NewsRussia's Arctic ambitions face hurdles with ship shortages and sanctions

Russia's Arctic ambitions face hurdles with ship shortages and sanctions

Icebreaker "Rosja"
Icebreaker "Rosja"
Images source: © Wikimedia | Public Domain, Wikimedia Commons

9:23 AM EDT, July 1, 2024

Russia is building new transport corridors connecting Asia and Europe. The Arctic Route is supposed to help Russia mitigate the effects of sanctions and strengthen Moscow's pivot towards Asian powers—China and India. However, Putin lacks a fleet to navigate the problematic corridor.

Russia lacks ships, including specialized units like icebreakers. The lack of a proper fleet ensuring the flow of cargo on the Northern Sea Route is confirmed by official reports, according to "Kommersant."

The current ship shortage is estimated at 53%, and by 2030 when freight traffic is forecasted to range between 55 and 165 million tons, it may increase to 55%. As experts cited by "Kommersant" add, the current shipbuilding development plans do not meet the needs of the Northern Sea Route.

Significant ship deficit

According to the "Efficient Transport System" document from the end of June, by 2024, freight traffic on the Northern Sea Route will require the service of at least 57 ships. Out of this number, only 47% will be available.

As "Kommersant" notes, the gap between the available and needed fleet will grow further by 2030. Of the 160 ships needed to service the Arctic Route, only 45% have been confirmed.

According to estimates, traffic in this direction will increase to 40 million tons by 2023. By May 2024, 78 million tons are expected to be transported, but plans are much more ambitious. By 2030, the volume of cargo transported via the Northern Sea Route is estimated to be between 58 and 165 million tons, reaching 243 million tons by 2035, reports the Russian Business Daily. The cost of developing the routes reaches 744 billion rubles (approximately $7.8 billion).

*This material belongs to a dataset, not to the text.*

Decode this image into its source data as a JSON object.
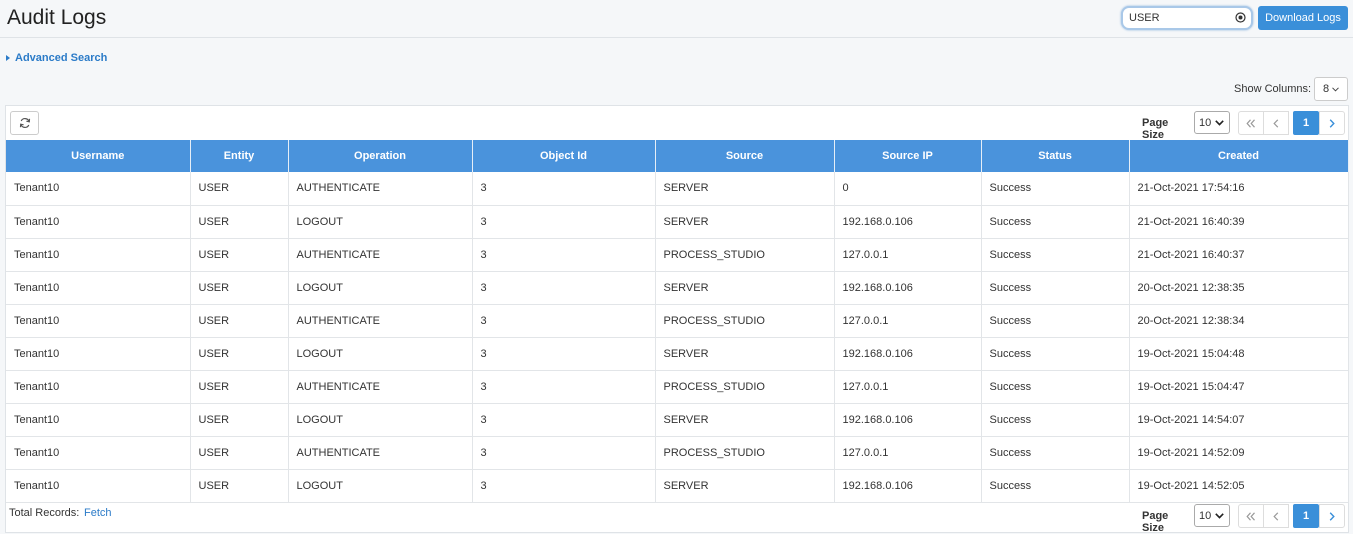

A map of the Arctic showing the Northeast Passage (orange line), the Northern Sea Route (white dashed line), and the Northwest Passage (red line)
A map of the Arctic showing the Northeast Passage (orange line), the Northern Sea Route (white dashed line), and the Northwest Passage (red line)© Wikimedia Commons | Public Domain, Susie Harder - Arctic Council - Arctic marine shipping assessment

Sanctions affect Putin's plans

According to statistics presented by "Kommersant," 30 Russian units operated on the Arctic Route last year. These included 17 gas carriers and tankers from Novatek, 7 tankers from Gazprom Neft, and 6 ships from Norilsk Nickel.

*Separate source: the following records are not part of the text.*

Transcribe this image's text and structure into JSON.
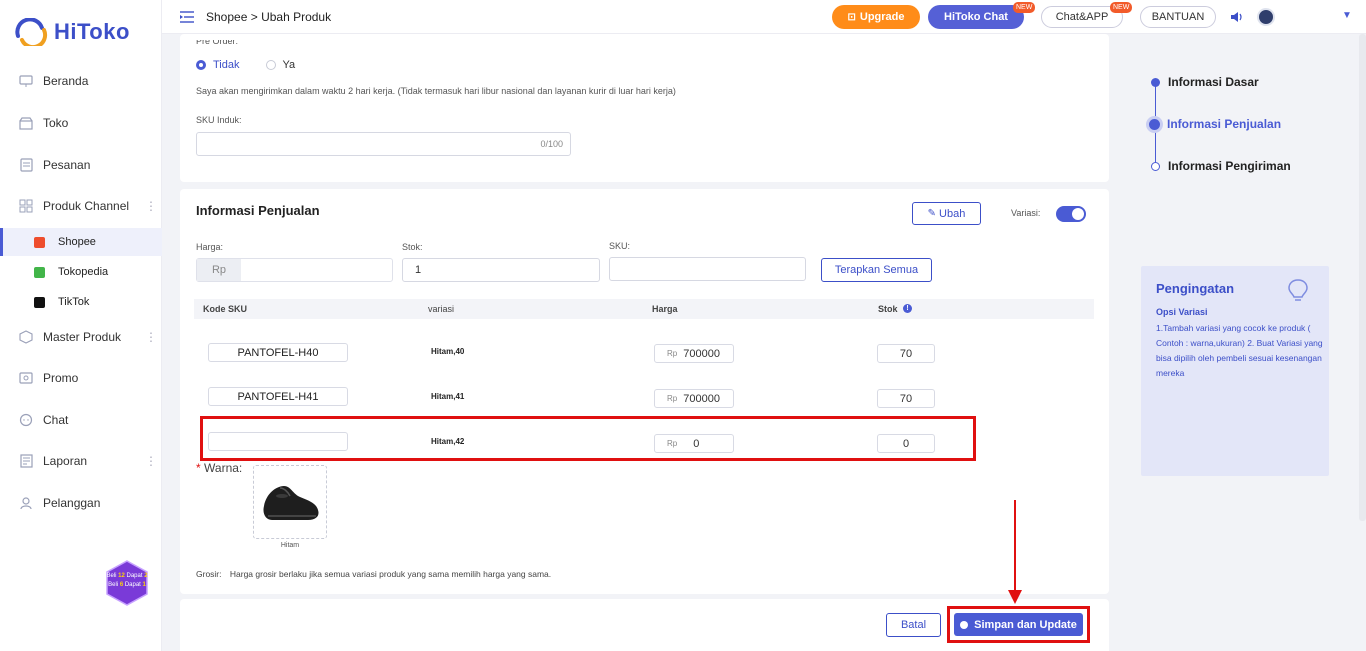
{
  "app": {
    "logo_text": "HiToko"
  },
  "colors": {
    "accent": "#4a5bd4",
    "upgrade": "#ff8c19",
    "highlight": "#e01010"
  },
  "sidebar": {
    "items": [
      {
        "label": "Beranda",
        "icon": "monitor-icon"
      },
      {
        "label": "Toko",
        "icon": "store-icon"
      },
      {
        "label": "Pesanan",
        "icon": "orders-icon"
      },
      {
        "label": "Produk Channel",
        "icon": "grid-icon"
      },
      {
        "label": "Master Produk",
        "icon": "box-icon"
      },
      {
        "label": "Promo",
        "icon": "promo-icon"
      },
      {
        "label": "Chat",
        "icon": "chat-icon"
      },
      {
        "label": "Laporan",
        "icon": "report-icon"
      },
      {
        "label": "Pelanggan",
        "icon": "customers-icon"
      }
    ],
    "sub_items": [
      {
        "label": "Shopee",
        "color": "#ee4d2d"
      },
      {
        "label": "Tokopedia",
        "color": "#42b549"
      },
      {
        "label": "TikTok",
        "color": "#111111"
      }
    ],
    "promo_badge": {
      "line1_a": "Beli",
      "line1_b": "12",
      "line1_c": "Dapat",
      "line1_d": "2",
      "line2_a": "Beli",
      "line2_b": "6",
      "line2_c": "Dapat",
      "line2_d": "1"
    }
  },
  "topbar": {
    "breadcrumb_parent": "Shopee",
    "breadcrumb_sep": " > ",
    "breadcrumb_current": "Ubah Produk",
    "upgrade": "Upgrade",
    "hitoko_chat": "HiToko Chat",
    "chat_app": "Chat&APP",
    "bantuan": "BANTUAN",
    "new_badge": "NEW"
  },
  "preorder": {
    "label": "Pre Order:",
    "opt_no": "Tidak",
    "opt_yes": "Ya",
    "note": "Saya akan mengirimkan dalam waktu 2 hari kerja. (Tidak termasuk hari libur nasional dan layanan kurir di luar hari kerja)",
    "sku_induk_label": "SKU Induk:",
    "sku_induk_counter": "0/100"
  },
  "sales": {
    "title": "Informasi Penjualan",
    "ubah": "Ubah",
    "variasi_label": "Variasi:",
    "harga_label": "Harga:",
    "harga_prefix": "Rp",
    "stok_label": "Stok:",
    "stok_value": "1",
    "sku_label": "SKU:",
    "terapkan": "Terapkan Semua",
    "table_headers": {
      "kode": "Kode SKU",
      "variasi": "variasi",
      "harga": "Harga",
      "stok": "Stok"
    },
    "rows": [
      {
        "kode": "PANTOFEL-H40",
        "variasi": "Hitam,40",
        "rp": "Rp",
        "harga": "700000",
        "stok": "70"
      },
      {
        "kode": "PANTOFEL-H41",
        "variasi": "Hitam,41",
        "rp": "Rp",
        "harga": "700000",
        "stok": "70"
      },
      {
        "kode": "",
        "variasi": "Hitam,42",
        "rp": "Rp",
        "harga": "0",
        "stok": "0"
      }
    ],
    "warna_required": "*",
    "warna_label": "Warna:",
    "warna_caption": "Hitam",
    "grosir_label": "Grosir:",
    "grosir_note": "Harga grosir berlaku jika semua variasi produk yang sama memilih harga yang sama."
  },
  "footer": {
    "batal": "Batal",
    "simpan": "Simpan dan Update"
  },
  "steps": [
    {
      "label": "Informasi Dasar",
      "active": false
    },
    {
      "label": "Informasi Penjualan",
      "active": true
    },
    {
      "label": "Informasi Pengiriman",
      "active": false
    }
  ],
  "reminder": {
    "title": "Pengingatan",
    "subtitle": "Opsi Variasi",
    "body": "1.Tambah variasi yang cocok ke produk ( Contoh : warna,ukuran) 2. Buat Variasi yang bisa dipilih oleh pembeli sesuai kesenangan mereka"
  }
}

The fleet in 2024 is planned to be supplemented by 16 tankers from Novatek, 9 bulk carriers for coal transport from Severnaya Zvezda, and 2 tankers for Vostok Oil.

However, Western sanctions may thwart these plans, which have already affected the most significant project, Arctic LNG-2. Due to the threat of companies cooperating with Russia being sanctioned, more countries are withdrawing from projects and freezing cooperation.

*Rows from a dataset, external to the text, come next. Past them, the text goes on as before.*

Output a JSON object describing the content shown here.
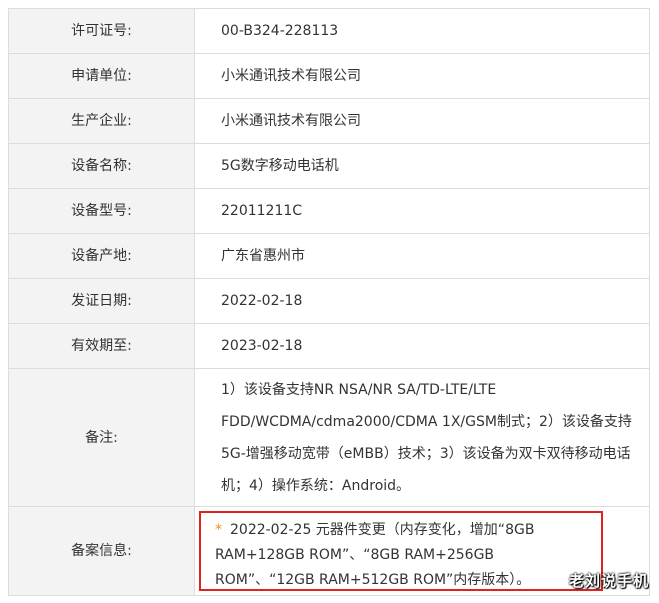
{
  "rows": [
    {
      "label": "许可证号:",
      "value": "00-B324-228113"
    },
    {
      "label": "申请单位:",
      "value": "小米通讯技术有限公司"
    },
    {
      "label": "生产企业:",
      "value": "小米通讯技术有限公司"
    },
    {
      "label": "设备名称:",
      "value": "5G数字移动电话机"
    },
    {
      "label": "设备型号:",
      "value": "22011211C"
    },
    {
      "label": "设备产地:",
      "value": "广东省惠州市"
    },
    {
      "label": "发证日期:",
      "value": "2022-02-18"
    },
    {
      "label": "有效期至:",
      "value": "2023-02-18"
    }
  ],
  "remark": {
    "label": "备注:",
    "value": "1）该设备支持NR NSA/NR SA/TD-LTE/LTE FDD/WCDMA/cdma2000/CDMA 1X/GSM制式；2）该设备支持5G-增强移动宽带（eMBB）技术；3）该设备为双卡双待移动电话机；4）操作系统：Android。"
  },
  "record": {
    "label": "备案信息:",
    "asterisk": "*",
    "value": "2022-02-25 元器件变更（内存变化，增加“8GB RAM+128GB ROM”、“8GB RAM+256GB ROM”、“12GB RAM+512GB ROM”内存版本）。"
  },
  "watermark": "老刘说手机",
  "colors": {
    "label_bg": "#f3f3f3",
    "border": "#dcdcdc",
    "highlight_box": "#e0211f",
    "asterisk": "#f08c1e"
  }
}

Thus, Novatek may not receive the six ships ordered from South Korea's Hanwha Ocean. As "Kommersant" recalls, of the 15 tankers being built for Novatek at the Zvezda shipyard, 5 were supposed to be delivered to the company, but the delivery date was repeatedly postponed. The same problem applies to cooperation with China.

Putin relies on Beijing

Putin had hoped for broad cooperation with China, which is also interested in developing routes through the Arctic. In the fall of 2022, he tested new nuclear-powered icebreakers to clear the Arctic passage to China.

In July 2023, Russians tested oil transportation through the Arctic Ocean to the port of Rizhao in the Shandong province of eastern China.

Russian Rosatom is collaborating with shipyards to expand the Russian fleet of nuclear icebreakers. At the end of last year, the ship Ural was launched. Yakutsk is expected to enter the waters next year. Arktika and Sibir are in preparation, and the fifth icebreaker, Chukotka, is expected to be ready by 2027, according to the "Global Times."

China has its own interests

According to PISM analysts, a maritime connection through the Arctic would shorten the route from Asia to Europe by 30% compared to the southern sea route via the Suez Canal. The route from the Chinese port of Dalian to Rotterdam via the northern route would be 5,750 miles shorter than crossing the Suez Canal.

As "Global Times" noted, China must cooperate with Russia to develop new Arctic shipping routes due to its long-term strategic interests.

Putin would like to see broader cooperation between Russia and China, recognizing Beijing's potential in shipbuilding. However, Xi Jinping must tread carefully. Beijing's firm actions in the far North would elicit an immediate reaction from the West, including the USA.